Zhang Chenggang et Meng He avaient mal à la tête. Ces parents fraîchement recrutés, on ne sait pas s'ils ont trop bu de lait Sanlu étant petits, affectant leur développement intellectuel. À l'origine, tous deux n'étaient venus que pour la forme, mais maintenant ils sont très embarrassés. Meng He dut interroger :
« Li Fan, je te conseille de poser ton arme. Bien que ce soit une période spéciale, ce n'est pas une raison pour tuer indistinctement ! »
« Oh ~ Alors vous faites tout ce cinéma pour quoi ? Au vu de votre grade, vous devriez être un gros bonnet de la police. Vous avez enquêté sur les tenants et aboutissants avant de venir ? »
Les paroles de Li Fan laissèrent immédiatement Zhang Chenggang et Meng He sans voix. Ils n'avaient tout simplement pas eu le temps d'éclaircir l'affaire.
« Hé hé, laissez-moi vous dire, la vie de l'homme que j'ai tué, c'est moi qui l'ai sauvée de la Zone Zombie. De retour, il a été ingrat et a même amené deux types qui ne savaient même pas porter correctement leur uniforme pour me voler ma voiture ! Pour un ingrat pareil, il ne fallait que reprendre cette vie. Des objections ? »
Le visage de Meng He était très sombre. Quand le membre du Comité permanent l'avait mis sous pression, il avait aussi mentionné un camping-car. Il jeta un coup d'œil au dos de Li Fan. Son cœur se remplissait de colère, et il maudit à voix basse :
« Même à cette époque, ils se battent encore à mort pour un camping-car ! »
Meng He entendit la marmonnade de Zhang Chenggang, son visage également fort laid, et demanda à voix basse :
« Directeur Zhang, on l'arrête quand même ? »

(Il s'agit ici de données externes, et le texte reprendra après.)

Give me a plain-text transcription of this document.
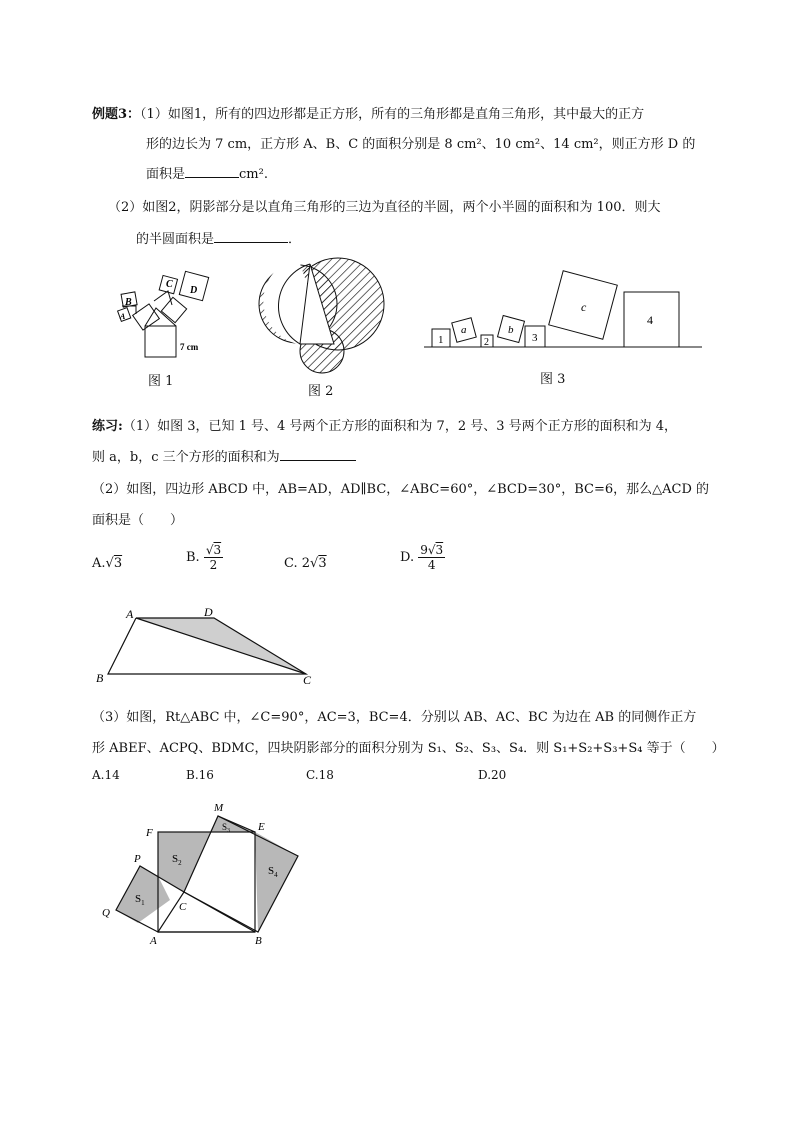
例题3：（1）如图1，所有的四边形都是正方形，所有的三角形都是直角三角形，其中最大的正方
形的边长为 7 cm，正方形 A、B、C 的面积分别是 8 cm²、10 cm²、14 cm²，则正方形 D 的
面积是	cm².
（2）如图2，阴影部分是以直角三角形的三边为直径的半圆，两个小半圆的面积和为 100．则大
的半圆面积是	．
B
A
C
D
7 cm
图 1
图 2
1
a
2
b
3
c
4
图 3
练习:（1）如图 3，已知 1 号、4 号两个正方形的面积和为 7，2 号、3 号两个正方形的面积和为 4，
则 a，b，c 三个方形的面积和为
（2）如图，四边形 ABCD 中，AB=AD，AD∥BC，∠ABC=60°，∠BCD=30°，BC=6，那么△ACD 的
面积是（　　）
A.√3	B. $\frac{√3}{2}$	C. 2√3	D. $\frac{9√3}{4}$
A	D
B	C
（3）如图，Rt△ABC 中，∠C=90°，AC=3，BC=4．分别以 AB、AC、BC 为边在 AB 的同侧作正方
形 ABEF、ACPQ、BDMC，四块阴影部分的面积分别为 S₁、S₂、S₃、S₄．则 S₁+S₂+S₃+S₄ 等于（　　）
A.14	B.16	C.18	D.20
M
F	E
P
Q	C
A	B
$S_1$
$S_2$
$S_3$
$S_4$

Juste au moment où Zhang Chenggang hésitait.
« Bang ! »
Un coup de feu retentit, la flamme au canon d'un policier à côté de Zhang Chenggang s'alluma.
« Je t'ai dit de tirer ! »
Le policier qui avait tiré sourit gêné et répondit :
« C'est pas marqué que face à une interpellation forcée et des menaces de voyous, on peut choisir de tirer de sa propre initiative !? »
La colère de Zhang Chenggang atteignit son paroxysme. Li Fan avait des relations étroites avec les sœurs Wang Yue à Pékin. Il se retourna vivement, ne vit qu'un faible sourire sur le visage de Li Fan. Soudain, les quatre phares xénon sur le toit du Camping-car Forteresse s'allumèrent, aveuglant temporairement la douzaine de policiers.
« Da da da da da da da da da ! »
Une rafale de mitrailleuse lourde retentit, et Zhang Chenggang sentit le sifflement de l'air fendu à côté de lui en continu. Quand il s'adapta enfin à la vive lumière et retrouva la vue. Le bruit de la mitrailleuse cessa aussi. Il regarda autour de lui : ils étaient quinze au total, et maintenant seul lui, Huang Wei et deux vieux policiers étaient encore debout. Tous les autres parents des divers services gisaient, hachés menu, épars au sol. Même lui, qui avait connu d'innombrables grands crimes, sentit tout son corps engourdi, et la sueur froide lui coula le long des joues. Il chercha du regard dans la peur, mais après avoir longtemps cherché, il ne trouva toujours ni le tireur ni la mitrailleuse lourde.